There was also widespread frustration that there was no consultation with those leading the individual business units and they were left dealing with thousands of disgruntled staff without any detail. There’s an alternate scenario which says Monsees was pushing the board for approval and when he finally got it, he had to move quickly to meet the pay cycle in the first week of December to get something through before Christmas to staff.
Whatever the case, it was another instance which pitted the group’s leadership against the leader and what they feel is an autocratic approach to Monsees’ transformation program.
Which gets us right back to the trigger for WPP’s move to take 100 per cent control. The findings of the 360 leadership, staff and client review was enough for WPP to strike. The price is cheap and if Monsees is facing as much internal resistance as the feverish speculation suggests, it’s an elegant out for WPP AUNZ’s board.
Many think WPP Global’s takeover of Australia and New Zealand is a done deal although it may have to up its 55c per share offer – yesterday it was trading at 58.5c.
If the deal transpires, the local operation will simply align to the global strategy under a country manager – WPP globally has its own transformation strategy in the wings with McKinsey at the helm.
In Australia, WPP needs talent and mojo.
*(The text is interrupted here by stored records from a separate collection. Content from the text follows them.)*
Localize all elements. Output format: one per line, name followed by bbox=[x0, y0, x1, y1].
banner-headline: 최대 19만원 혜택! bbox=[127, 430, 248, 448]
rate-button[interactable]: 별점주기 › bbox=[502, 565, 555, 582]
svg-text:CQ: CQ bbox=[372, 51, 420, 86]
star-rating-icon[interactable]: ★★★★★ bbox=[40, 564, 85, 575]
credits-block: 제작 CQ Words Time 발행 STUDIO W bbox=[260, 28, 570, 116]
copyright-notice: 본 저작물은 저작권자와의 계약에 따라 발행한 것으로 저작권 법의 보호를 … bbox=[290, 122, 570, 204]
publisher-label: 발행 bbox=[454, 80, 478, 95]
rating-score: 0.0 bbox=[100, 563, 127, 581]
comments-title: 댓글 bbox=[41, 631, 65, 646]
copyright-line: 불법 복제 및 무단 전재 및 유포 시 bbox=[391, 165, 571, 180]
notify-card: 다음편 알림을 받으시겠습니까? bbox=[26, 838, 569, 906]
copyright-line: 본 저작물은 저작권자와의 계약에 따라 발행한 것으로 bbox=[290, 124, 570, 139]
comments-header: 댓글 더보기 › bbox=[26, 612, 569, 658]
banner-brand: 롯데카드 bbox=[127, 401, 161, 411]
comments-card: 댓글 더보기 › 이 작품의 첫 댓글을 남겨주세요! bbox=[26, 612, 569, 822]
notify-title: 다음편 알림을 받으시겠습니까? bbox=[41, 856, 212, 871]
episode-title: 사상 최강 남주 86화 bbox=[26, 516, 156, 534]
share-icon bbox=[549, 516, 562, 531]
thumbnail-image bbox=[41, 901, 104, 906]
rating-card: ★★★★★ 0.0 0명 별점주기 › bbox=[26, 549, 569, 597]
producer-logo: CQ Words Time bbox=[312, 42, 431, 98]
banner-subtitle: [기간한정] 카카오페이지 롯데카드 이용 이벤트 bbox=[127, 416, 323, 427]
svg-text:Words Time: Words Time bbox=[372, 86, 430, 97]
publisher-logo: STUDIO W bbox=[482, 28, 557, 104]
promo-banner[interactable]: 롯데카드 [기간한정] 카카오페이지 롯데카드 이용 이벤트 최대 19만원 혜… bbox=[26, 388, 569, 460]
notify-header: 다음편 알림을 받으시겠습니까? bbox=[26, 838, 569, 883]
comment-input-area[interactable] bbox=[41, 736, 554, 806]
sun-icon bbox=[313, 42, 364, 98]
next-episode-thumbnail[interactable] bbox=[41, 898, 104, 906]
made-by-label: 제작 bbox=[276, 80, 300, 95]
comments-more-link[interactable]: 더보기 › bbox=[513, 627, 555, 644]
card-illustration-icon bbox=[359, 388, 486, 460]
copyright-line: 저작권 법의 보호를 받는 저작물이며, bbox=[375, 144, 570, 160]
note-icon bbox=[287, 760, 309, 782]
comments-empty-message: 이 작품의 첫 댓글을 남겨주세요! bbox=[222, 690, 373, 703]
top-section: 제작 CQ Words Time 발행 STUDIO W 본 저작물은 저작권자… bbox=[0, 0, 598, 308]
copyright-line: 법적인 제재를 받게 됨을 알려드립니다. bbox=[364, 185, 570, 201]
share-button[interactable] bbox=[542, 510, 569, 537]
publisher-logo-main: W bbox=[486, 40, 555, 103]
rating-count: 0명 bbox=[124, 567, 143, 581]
Once a dominant force, WPP AUNZ is now off the game versus rival holding companies here and they privately are rather chipper about the current state of play. With whatever transpires, competitors figure there’s at least another year before the company even starts to regain some competitiveness.
Interestingly, Monsees is interested in staying on even if the takeover lands. In a conversation I had with him this week, he wouldn’t talk to any of the scenarios laid out here because of restrictions around WPP’s bid. But when asked if he would stay in Australia, he was unambiguous. “I love it here,” he said. A continued role at WPP AUNZ under WPP global control, however, is very unlikely to carry the $1.5m package he is on now running a listed company. That’s possibly a deal breaker but if Monsees’ intention is to stay put, no doubt he’s already thinking about other opportunities.
There are whispers of other big developments to emerge from WPP AUNZ in coming days and how the local board will respond to London’s offer remains to be seen. But whatever transpires, there’s still a truckload of grind to come if the once mighty WPP in Australia is to regain its mojo. Bring out the popcorn.